Sealed classes without @JsonSubTypes

Subclasses can be detected automatically for sealed classes, since all possible subclasses are known at compile-time to Kotlin. This makes com.fasterxml.jackson.annotation.JsonSubTypes redundant. A [email protected] annotation at the base-class is still necessary.

  @JsonTypeInfo(use = JsonTypeInfo.Id.NAME)
  sealed class SuperClass{
      class A: SuperClass()
      class B: SuperClass()
  }

...
val mapper = jacksonObjectMapper()
val root: SuperClass = mapper.readValue(json)
when(root){
    is A -> "It's A"
    is B -> "It's B"
}

Configuration

The Kotlin module may be given a few configuration parameters at construction time; see the inline documentation for details on what options are available and what they do.
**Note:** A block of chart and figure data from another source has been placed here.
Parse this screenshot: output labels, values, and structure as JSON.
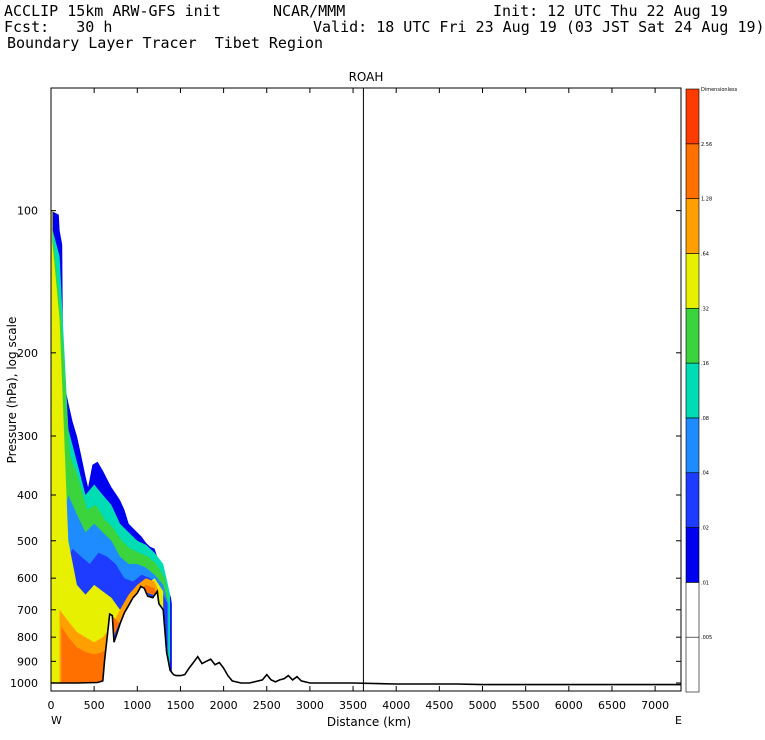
{
  "header": {
    "model": "ACCLIP 15km ARW-GFS init",
    "org": "NCAR/MMM",
    "init": "Init: 12 UTC Thu 22 Aug 19",
    "fcst": "Fcst:   30 h",
    "valid": "Valid: 18 UTC Fri 23 Aug 19 (03 JST Sat 24 Aug 19)",
    "product": "Boundary Layer Tracer  Tibet Region"
  },
  "chart_data": {
    "type": "heatmap",
    "title": "ROAH",
    "xlabel": "Distance (km)",
    "ylabel": "Pressure (hPa), log scale",
    "x_ticks": [
      0,
      500,
      1000,
      1500,
      2000,
      2500,
      3000,
      3500,
      4000,
      4500,
      5000,
      5500,
      6000,
      6500,
      7000
    ],
    "y_ticks": [
      100,
      200,
      300,
      400,
      500,
      600,
      700,
      800,
      900,
      1000
    ],
    "xlim": [
      0,
      7300
    ],
    "ylim": [
      1040,
      55
    ],
    "y_scale": "log",
    "end_labels": {
      "left": "W",
      "right": "E"
    },
    "marker_line_x": 3620,
    "colorbar": {
      "levels": [
        "",
        ".005",
        ".01",
        ".02",
        ".04",
        ".08",
        ".16",
        ".32",
        ".64",
        "1.28",
        "2.56",
        "Dimensionless"
      ],
      "colors": [
        "#ffffff",
        "#ffffff",
        "#0000f0",
        "#1e3cff",
        "#1e8cff",
        "#00dcb4",
        "#3cd43c",
        "#e6f000",
        "#ff9f00",
        "#ff7000",
        "#ff3c00"
      ]
    },
    "terrain": {
      "distance_km": [
        0,
        300,
        540,
        600,
        620,
        680,
        710,
        730,
        760,
        800,
        850,
        900,
        950,
        1000,
        1040,
        1080,
        1120,
        1180,
        1230,
        1250,
        1300,
        1340,
        1380,
        1420,
        1450,
        1500,
        1550,
        1600,
        1650,
        1700,
        1750,
        1800,
        1850,
        1900,
        1950,
        2000,
        2050,
        2100,
        2200,
        2300,
        2450,
        2500,
        2550,
        2600,
        2650,
        2700,
        2750,
        2800,
        2850,
        2900,
        3000,
        3500,
        4000,
        4700,
        5000,
        6000,
        7300
      ],
      "pressure_hpa": [
        1000,
        1000,
        998,
        990,
        900,
        715,
        720,
        820,
        790,
        750,
        710,
        685,
        660,
        645,
        625,
        630,
        655,
        660,
        640,
        680,
        700,
        860,
        940,
        960,
        965,
        965,
        960,
        930,
        905,
        880,
        910,
        900,
        890,
        915,
        905,
        930,
        965,
        990,
        1000,
        1000,
        985,
        960,
        985,
        995,
        985,
        980,
        965,
        985,
        970,
        990,
        1000,
        1000,
        1005,
        1005,
        1008,
        1008,
        1008
      ]
    },
    "tracer_envelope": {
      "distance_km": [
        0,
        90,
        100,
        130,
        140,
        160,
        200,
        250,
        300,
        350,
        400,
        430,
        480,
        540,
        600,
        650,
        700,
        740,
        800,
        850,
        900,
        950,
        1000,
        1050,
        1100,
        1150,
        1200,
        1230,
        1280,
        1320,
        1350,
        1390,
        1400
      ],
      "top_pressure_hpa": [
        100,
        102,
        110,
        118,
        210,
        235,
        255,
        280,
        300,
        330,
        365,
        385,
        345,
        340,
        355,
        370,
        385,
        395,
        410,
        430,
        460,
        470,
        480,
        490,
        505,
        515,
        520,
        540,
        570,
        610,
        625,
        660,
        680
      ]
    },
    "tracer_layers": [
      {
        "level_index": 5,
        "distance_km": [
          20,
          100,
          200,
          300,
          400,
          500,
          600,
          700,
          800,
          900,
          1000,
          1100,
          1200,
          1300,
          1380
        ],
        "top_pressure_hpa": [
          110,
          125,
          290,
          340,
          400,
          380,
          400,
          420,
          460,
          480,
          500,
          510,
          530,
          560,
          650
        ]
      },
      {
        "level_index": 6,
        "distance_km": [
          25,
          120,
          220,
          320,
          420,
          520,
          620,
          720,
          820,
          920,
          1020,
          1120,
          1220,
          1320,
          1360
        ],
        "top_pressure_hpa": [
          115,
          170,
          330,
          370,
          430,
          420,
          450,
          470,
          500,
          520,
          530,
          540,
          560,
          600,
          660
        ]
      },
      {
        "level_index": 4,
        "distance_km": [
          100,
          200,
          300,
          400,
          500,
          600,
          700,
          800,
          900,
          1000,
          1100,
          1200,
          1300,
          1360
        ],
        "top_pressure_hpa": [
          480,
          400,
          440,
          480,
          460,
          480,
          500,
          540,
          560,
          560,
          570,
          590,
          620,
          680
        ]
      },
      {
        "level_index": 3,
        "distance_km": [
          150,
          250,
          350,
          450,
          550,
          650,
          750,
          850,
          950,
          1050,
          1150,
          1250,
          1350
        ],
        "top_pressure_hpa": [
          560,
          520,
          540,
          560,
          530,
          540,
          560,
          600,
          610,
          590,
          600,
          620,
          680
        ]
      },
      {
        "level_index": 7,
        "distance_km": [
          0,
          100,
          200,
          300,
          400,
          500,
          600,
          700,
          800,
          900,
          1000,
          1100,
          1200,
          1300
        ],
        "top_pressure_hpa": [
          108,
          170,
          500,
          620,
          650,
          620,
          640,
          660,
          700,
          680,
          640,
          620,
          600,
          640
        ]
      },
      {
        "level_index": 8,
        "distance_km": [
          100,
          200,
          300,
          400,
          500,
          600,
          700,
          800,
          900,
          1000,
          1100,
          1200,
          1250
        ],
        "top_pressure_hpa": [
          700,
          740,
          780,
          800,
          820,
          800,
          760,
          700,
          650,
          620,
          600,
          610,
          640
        ]
      },
      {
        "level_index": 9,
        "distance_km": [
          120,
          200,
          300,
          400,
          500,
          600,
          700,
          800,
          900,
          1000,
          1100,
          1200,
          1230
        ],
        "top_pressure_hpa": [
          760,
          800,
          840,
          860,
          870,
          860,
          820,
          740,
          690,
          640,
          620,
          630,
          660
        ]
      }
    ]
  }
}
val mapper = JsonMapper.builder()
        .addModule(KotlinModule(strictNullChecks = true))
        .build()

If your ObjectMapper is constructed in Java, there is a builder method provided for configuring these options:

KotlinModule kotlinModule = new KotlinModule.Builder()
        .strictNullChecks(true)
        .build();
ObjectMapper objectMapper = JsonMapper.builder()
        .addModule(kotlinModule)
        .build();

Development

Maintainers

Following developers have committer access to this project.

  • Author: Jayson Minard (@apatrida) wrote this module; still helps issues from time to time
  • Active Maintainers:
    • Drew Stephens (@dinomite)
    • Vyacheslav Artemyev (@viartemev)
  • Co-maintainers:
    • Tatu Saloranta (@cowtowncoder)

You may at-reference them as necessary but please keep in mind that all maintenance work is strictly voluntary (no one gets paid to work on this or any other Jackson components) so there is no guarantee for timeliness of responses.
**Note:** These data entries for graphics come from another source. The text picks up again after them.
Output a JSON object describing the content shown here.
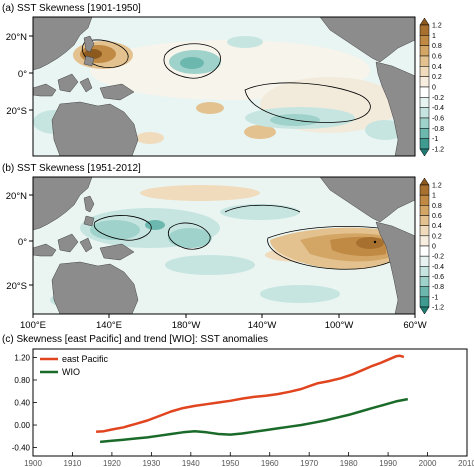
{
  "panels": {
    "a": {
      "title": "(a) SST Skewness [1901-1950]"
    },
    "b": {
      "title": "(b) SST Skewness [1951-2012]"
    },
    "c": {
      "title": "(c) Skewness [east Pacific] and trend [WIO]: SST anomalies"
    }
  },
  "map_axes": {
    "lat_ticks": [
      "20°N",
      "0°",
      "20°S"
    ],
    "lon_ticks": [
      "100°E",
      "140°E",
      "180°W",
      "140°W",
      "100°W",
      "60°W"
    ]
  },
  "colorbar": {
    "labels": [
      "1.2",
      "1",
      "0.8",
      "0.6",
      "0.4",
      "0.2",
      "0",
      "-0.2",
      "-0.4",
      "-0.6",
      "-0.8",
      "-1",
      "-1.2"
    ],
    "levels": [
      1.2,
      1.0,
      0.8,
      0.6,
      0.4,
      0.2,
      0.0,
      -0.2,
      -0.4,
      -0.6,
      -0.8,
      -1.0,
      -1.2
    ],
    "colors": [
      "#8c5a1e",
      "#a8702e",
      "#c08a45",
      "#d4a665",
      "#e3c290",
      "#f0dcbd",
      "#f7eee0",
      "#ffffff",
      "#e6f3f1",
      "#c6e5e0",
      "#9fd2ca",
      "#6cb8ae",
      "#3f9a90",
      "#1f7a72"
    ]
  },
  "colors": {
    "land": "#8c8c8c",
    "east_pacific": "#e0451f",
    "wio": "#1a6b2a"
  },
  "chart_data": {
    "type": "line",
    "title": "(c) Skewness [east Pacific] and trend [WIO]: SST anomalies",
    "xlim": [
      1900,
      2010
    ],
    "ylim": [
      -0.55,
      1.35
    ],
    "x_ticks": [
      1900,
      1910,
      1920,
      1930,
      1940,
      1950,
      1960,
      1970,
      1980,
      1990,
      2000,
      2010
    ],
    "y_ticks": [
      "1.20",
      "0.80",
      "0.40",
      "0.00",
      "-0.40"
    ],
    "legend_position": "top-left",
    "series": [
      {
        "name": "east Pacific",
        "x": [
          1916,
          1918,
          1920,
          1923,
          1926,
          1929,
          1932,
          1935,
          1938,
          1941,
          1944,
          1947,
          1950,
          1953,
          1956,
          1959,
          1962,
          1965,
          1968,
          1970,
          1972,
          1975,
          1978,
          1981,
          1984,
          1986,
          1988,
          1990,
          1992,
          1993,
          1994
        ],
        "y": [
          -0.12,
          -0.11,
          -0.08,
          -0.04,
          0.02,
          0.08,
          0.16,
          0.24,
          0.3,
          0.34,
          0.37,
          0.4,
          0.43,
          0.47,
          0.5,
          0.52,
          0.55,
          0.59,
          0.64,
          0.69,
          0.74,
          0.78,
          0.83,
          0.9,
          0.99,
          1.05,
          1.1,
          1.16,
          1.22,
          1.23,
          1.21
        ]
      },
      {
        "name": "WIO",
        "x": [
          1917,
          1920,
          1923,
          1926,
          1929,
          1932,
          1935,
          1938,
          1941,
          1944,
          1947,
          1950,
          1953,
          1956,
          1959,
          1962,
          1965,
          1968,
          1971,
          1974,
          1977,
          1980,
          1983,
          1986,
          1989,
          1992,
          1995
        ],
        "y": [
          -0.3,
          -0.28,
          -0.26,
          -0.24,
          -0.22,
          -0.19,
          -0.16,
          -0.13,
          -0.11,
          -0.13,
          -0.16,
          -0.17,
          -0.15,
          -0.12,
          -0.09,
          -0.06,
          -0.03,
          0.0,
          0.04,
          0.08,
          0.13,
          0.18,
          0.24,
          0.3,
          0.36,
          0.42,
          0.46
        ]
      }
    ]
  }
}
All Pull Requests should be reviewed by at least one of active maintainers; bigger architectural/design questions should be agreed upon by majority of active maintainers (at this point meaning both Drew and Vyacheslav :) ).

Releases & Branches

This module follows the release schedule of the rest of Jackson—the current version is consistent across all Jackson components & modules. See the jackson-databind README for details.

Contributing

We welcome any contributions—reports of issues, ideas for enhancements, and pull requests related to either of those.

See the main Jackson contribution guidlines for more details.

Branches

If you are going to write code, choose the appropriate base branch:

  • 2.12 for bugfixes against the current stable version
  • 2.13 for additive functionality & features or minor, backwards compatible changes to existing behavior to be included in the next minor version release
  • master for significant changes to existing behavior, which will be part of Jackson 3.0

Failing tests

There are a number of tests for functionality that is broken, mostly in the failing package but a few as part of other test suites. Instead of ignoring these tests (with JUnit's @Ignore annotation) or excluding them from being run as part of automated testing, the tests are written to demonstrate the failure (either making a call that throws an exception or with an assertion that fails) but not fail the build, except if the underlying issue is fixed. This allows us to know when the tested functionality has been incidentally fixed by unrelated code changes.